The U.S. shopping center industry experienced rapid deterioration in real estate fundamentals during the first quarter, according to preliminary data released Tuesday by real estate research firm Reis.

Negative net absorption of 8.7 million sq. ft. plagued neighborhood and community centers during the first three months of 2009. That figure was largely responsible for the vacancy rate in this segment rising from 8.9% in the fourth quarter of 2008 to 9.5%.

“In comparison to what was already a tough 2008, neighborhood and community centers returned more space to the market in the first quarter of 2009 than all of the four quarters of 2008 combined,” wrote Victor Calanog, director of research for New York-based Reis. During 2008, neighborhood and community centers posted negative net absorption of 8.6 million sq. ft.

Both asking and effective rents experienced sharp declines as an increasing number of tenants either downsized their space needs or went out of business altogether. The average effective rent — what tenants actually pay — dropped 1.8% at neighborhood and community centers on a quarter-over-quarter basis to $17.11 per sq. ft.

It was the single largest quarterly drop on record, according to Reis, which has been tracking this shopping center segment since 1980. Effective rents fell in 74 out of 76 markets tracked by Reis, reflecting the broad-based decline. Meanwhile, asking rents fell 0.6% quarter-over-quarter to $19.44 per sq. ft.

Unless conditions change dramatically, Reis projects a continued rise in vacancies and a decline in asking and effective rents for neighborhood and community centers through 2011. “Individual consumers remain worried about their asset bases. Home values and retirement accounts are still reeling,” wrote Calanog.
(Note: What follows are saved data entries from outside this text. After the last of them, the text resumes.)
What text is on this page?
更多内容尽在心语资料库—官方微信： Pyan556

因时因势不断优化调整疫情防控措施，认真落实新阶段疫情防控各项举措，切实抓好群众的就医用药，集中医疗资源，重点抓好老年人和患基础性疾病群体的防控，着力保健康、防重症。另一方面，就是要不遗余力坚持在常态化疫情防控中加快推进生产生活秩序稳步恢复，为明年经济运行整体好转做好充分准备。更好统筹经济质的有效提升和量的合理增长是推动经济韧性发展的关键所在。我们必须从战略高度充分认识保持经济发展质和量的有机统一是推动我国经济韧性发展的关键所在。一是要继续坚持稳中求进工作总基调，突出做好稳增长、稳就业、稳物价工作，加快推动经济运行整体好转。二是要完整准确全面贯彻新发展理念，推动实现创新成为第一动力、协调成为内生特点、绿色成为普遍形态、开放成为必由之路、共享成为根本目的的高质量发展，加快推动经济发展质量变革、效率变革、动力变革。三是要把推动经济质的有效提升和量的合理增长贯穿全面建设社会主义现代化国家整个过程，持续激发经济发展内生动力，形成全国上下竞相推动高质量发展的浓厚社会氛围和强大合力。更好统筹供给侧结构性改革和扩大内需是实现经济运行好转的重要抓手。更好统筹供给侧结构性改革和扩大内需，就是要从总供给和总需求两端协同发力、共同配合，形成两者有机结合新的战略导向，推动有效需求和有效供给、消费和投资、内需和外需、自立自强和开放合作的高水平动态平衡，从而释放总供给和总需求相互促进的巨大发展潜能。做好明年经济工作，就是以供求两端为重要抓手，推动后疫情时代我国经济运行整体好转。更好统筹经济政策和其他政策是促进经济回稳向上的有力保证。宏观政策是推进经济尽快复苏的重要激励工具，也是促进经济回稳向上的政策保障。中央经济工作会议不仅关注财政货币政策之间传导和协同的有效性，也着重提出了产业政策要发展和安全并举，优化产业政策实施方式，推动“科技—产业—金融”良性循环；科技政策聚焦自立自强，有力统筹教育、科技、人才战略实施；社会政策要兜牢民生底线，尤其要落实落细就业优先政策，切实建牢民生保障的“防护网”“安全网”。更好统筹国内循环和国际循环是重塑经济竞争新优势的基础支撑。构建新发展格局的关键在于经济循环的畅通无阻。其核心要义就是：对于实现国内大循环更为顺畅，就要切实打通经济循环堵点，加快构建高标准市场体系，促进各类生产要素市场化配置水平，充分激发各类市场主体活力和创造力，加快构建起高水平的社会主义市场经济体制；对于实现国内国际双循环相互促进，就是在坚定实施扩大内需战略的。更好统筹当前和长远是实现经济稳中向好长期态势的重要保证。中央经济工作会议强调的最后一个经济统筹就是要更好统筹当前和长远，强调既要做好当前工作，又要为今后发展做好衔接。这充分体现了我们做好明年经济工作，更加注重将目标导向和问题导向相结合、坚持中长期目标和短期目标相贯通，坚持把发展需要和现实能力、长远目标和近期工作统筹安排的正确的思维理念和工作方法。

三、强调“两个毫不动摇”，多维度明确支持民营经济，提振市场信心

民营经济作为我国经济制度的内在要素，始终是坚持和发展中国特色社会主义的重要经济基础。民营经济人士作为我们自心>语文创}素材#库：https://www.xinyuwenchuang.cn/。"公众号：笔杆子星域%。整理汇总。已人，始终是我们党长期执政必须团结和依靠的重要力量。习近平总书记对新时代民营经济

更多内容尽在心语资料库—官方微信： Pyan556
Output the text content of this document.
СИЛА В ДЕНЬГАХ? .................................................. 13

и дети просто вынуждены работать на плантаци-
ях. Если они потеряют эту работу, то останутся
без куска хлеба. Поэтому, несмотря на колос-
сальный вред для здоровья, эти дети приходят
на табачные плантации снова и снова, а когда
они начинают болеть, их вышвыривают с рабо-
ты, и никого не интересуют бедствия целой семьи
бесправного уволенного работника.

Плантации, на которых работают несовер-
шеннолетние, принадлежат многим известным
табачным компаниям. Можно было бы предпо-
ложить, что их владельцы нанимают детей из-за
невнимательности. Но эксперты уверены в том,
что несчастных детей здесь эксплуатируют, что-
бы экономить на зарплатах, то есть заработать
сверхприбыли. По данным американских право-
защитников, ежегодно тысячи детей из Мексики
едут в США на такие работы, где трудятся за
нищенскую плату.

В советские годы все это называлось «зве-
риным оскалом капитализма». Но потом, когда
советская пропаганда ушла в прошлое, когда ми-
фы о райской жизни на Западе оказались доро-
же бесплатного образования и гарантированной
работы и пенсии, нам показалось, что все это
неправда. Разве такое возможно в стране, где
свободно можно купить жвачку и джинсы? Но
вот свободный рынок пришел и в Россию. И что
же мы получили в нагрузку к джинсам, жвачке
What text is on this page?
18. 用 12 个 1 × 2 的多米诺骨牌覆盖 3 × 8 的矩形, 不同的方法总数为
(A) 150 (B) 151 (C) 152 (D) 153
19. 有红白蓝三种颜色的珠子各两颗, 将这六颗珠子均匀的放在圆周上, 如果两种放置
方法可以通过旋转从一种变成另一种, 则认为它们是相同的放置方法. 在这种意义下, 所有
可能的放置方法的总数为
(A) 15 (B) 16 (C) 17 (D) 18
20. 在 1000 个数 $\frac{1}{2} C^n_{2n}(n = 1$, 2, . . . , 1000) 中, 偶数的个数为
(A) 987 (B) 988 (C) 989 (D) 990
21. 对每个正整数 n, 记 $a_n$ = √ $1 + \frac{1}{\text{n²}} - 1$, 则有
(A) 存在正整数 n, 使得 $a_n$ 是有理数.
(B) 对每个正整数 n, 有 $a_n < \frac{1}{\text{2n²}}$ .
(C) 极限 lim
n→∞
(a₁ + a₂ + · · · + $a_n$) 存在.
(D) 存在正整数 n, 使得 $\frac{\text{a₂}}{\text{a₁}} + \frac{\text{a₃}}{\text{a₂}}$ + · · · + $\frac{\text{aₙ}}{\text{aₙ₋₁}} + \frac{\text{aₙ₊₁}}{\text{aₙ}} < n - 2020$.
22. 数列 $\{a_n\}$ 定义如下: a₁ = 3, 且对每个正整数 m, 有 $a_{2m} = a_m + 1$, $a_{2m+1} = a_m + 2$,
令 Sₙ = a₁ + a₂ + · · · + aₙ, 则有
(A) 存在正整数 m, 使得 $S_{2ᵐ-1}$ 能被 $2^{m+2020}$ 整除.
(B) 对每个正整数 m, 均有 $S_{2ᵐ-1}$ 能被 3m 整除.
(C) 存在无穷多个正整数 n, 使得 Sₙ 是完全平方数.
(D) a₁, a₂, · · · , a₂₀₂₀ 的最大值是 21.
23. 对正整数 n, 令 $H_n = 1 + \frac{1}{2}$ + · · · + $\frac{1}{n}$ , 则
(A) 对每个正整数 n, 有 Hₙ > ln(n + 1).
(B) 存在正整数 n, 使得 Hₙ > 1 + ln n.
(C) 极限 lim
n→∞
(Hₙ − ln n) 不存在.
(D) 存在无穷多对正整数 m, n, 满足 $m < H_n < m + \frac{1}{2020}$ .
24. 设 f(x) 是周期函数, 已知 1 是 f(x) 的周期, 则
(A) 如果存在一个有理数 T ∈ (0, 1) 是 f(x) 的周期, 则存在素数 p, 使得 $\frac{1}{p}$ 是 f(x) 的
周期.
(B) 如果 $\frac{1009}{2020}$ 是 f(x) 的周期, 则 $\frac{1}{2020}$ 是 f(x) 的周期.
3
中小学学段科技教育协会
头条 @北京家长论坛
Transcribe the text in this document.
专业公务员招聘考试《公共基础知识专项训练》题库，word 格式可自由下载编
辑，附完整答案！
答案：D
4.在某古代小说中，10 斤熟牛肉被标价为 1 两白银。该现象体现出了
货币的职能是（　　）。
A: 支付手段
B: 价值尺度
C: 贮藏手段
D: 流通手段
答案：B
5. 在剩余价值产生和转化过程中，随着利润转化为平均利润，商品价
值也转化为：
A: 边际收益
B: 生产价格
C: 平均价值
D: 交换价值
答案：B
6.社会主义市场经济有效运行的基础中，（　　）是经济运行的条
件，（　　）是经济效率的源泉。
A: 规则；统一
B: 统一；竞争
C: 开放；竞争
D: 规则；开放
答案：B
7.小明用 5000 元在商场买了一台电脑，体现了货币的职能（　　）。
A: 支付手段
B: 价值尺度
Compounding the problem is the weak labor market. Job losses in the first quarter continued to mount, with non-farm payrolls dropping 663,000 in March alone. Against that backdrop, “there is little current basis for any optimism required to maintain or increase spending, and therefore keep retail businesses afloat,” according to Calanog.

The first-quarter results for regional and super regional malls also are cause for concern. The vacancy rate spiked 80 basis points from 7.1% in the fourth quarter to 7.9% in the first quarter. That’s the largest rise in vacancy for a single quarter since the fourth quarter of 2001. The average asking rent for non-anchor tenants declined 1.2% on a quarter-over-quarter basis to $39.99 per sq. ft.

“Reis does not generate forecasts for regional malls,” Calanog concluded, “however our outlook for the retail sector in general is bleak given the factors outlined in the analysis for neighborhood and community centers.”